After handing over the two discs to Assange at London's Frontline Club, Elmer flew back to Switzerland where he was scheduled to face trial on several charges, including making threats against bank staff (including a bomb threat), extortion and violating bank secrecy law.
Elmer denied violating Swiss bank law and most of the other charges. He acknowledged sending confidential bank information to tax authorities and admitted writing anonymous e-mails in 2005 which threatened that confidential client information would be sent to tax authorities and the media if Julius Baer did not change its behavior.
A Swiss judge acquitted Elmer of making a bomb threat and of trying to extort money in return for data. The judge found Elmer guilty of breaching bank secrecy laws and threatening a Baer employee.

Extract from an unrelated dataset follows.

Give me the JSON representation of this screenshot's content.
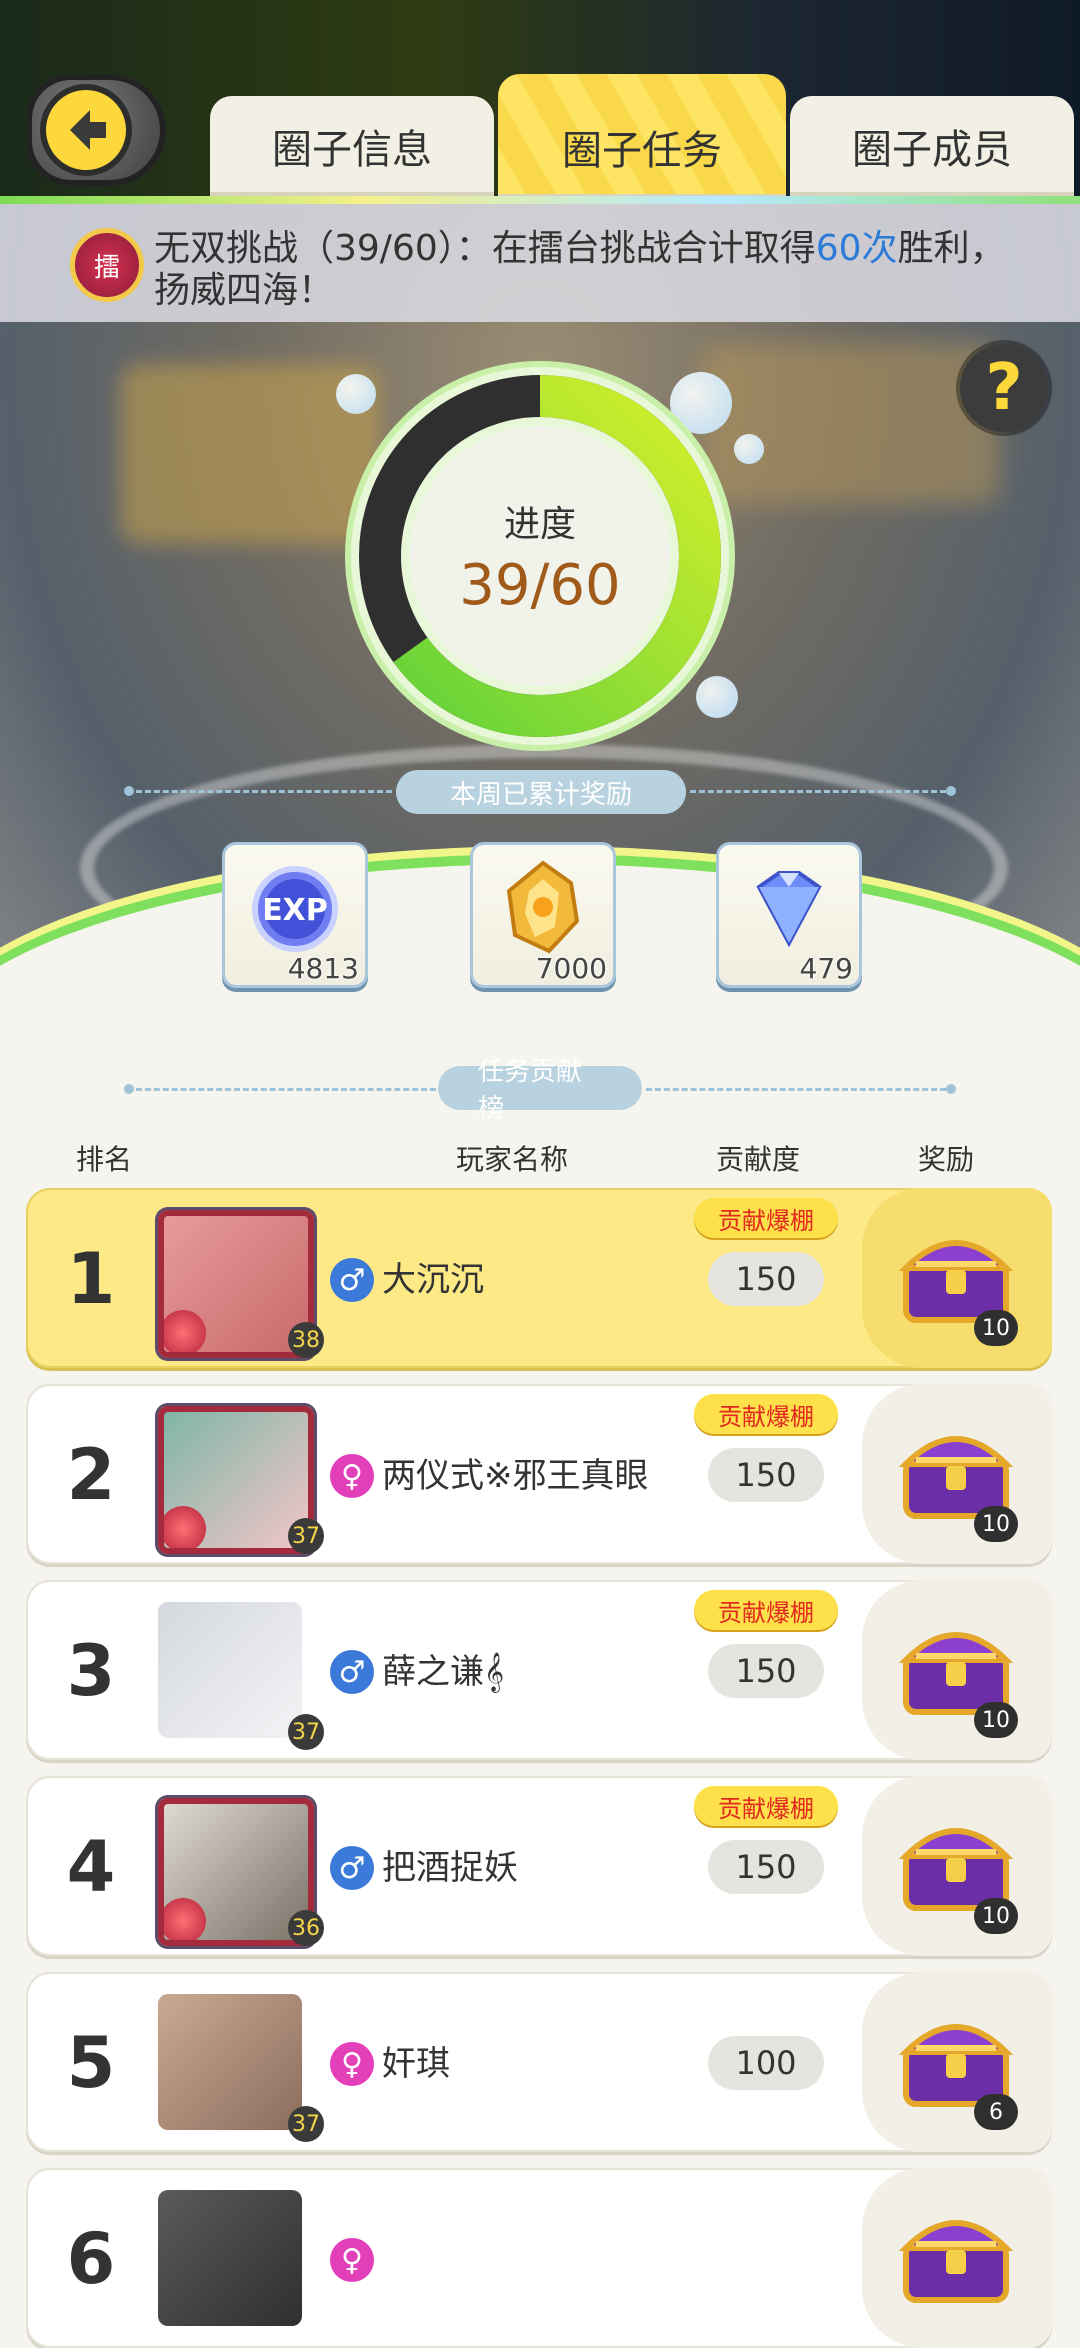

But the judge rejected prosecution requests that Elmer be jailed for 8 months and instead fined him 7,200 Swiss francs (about $7,500), which was suspended for two years.
Hours after that case was resolved, Swiss authorities rearrested Elmer, and he has been in prison ever since.
Julius Baer had an earlier run-in with WikiLeaks. In February 2008, a federal judge in San Francisco ordered WikiLeaks website's to shut down after the bank complained that a "disgruntled employee" had given it stolen documents in violation of Switzerland's bank secrecy laws.
Free speech and media organizations challenged the injunction, and the court later reversed its ruling. Baer eventually withdrew its legal action against WikiLeaks.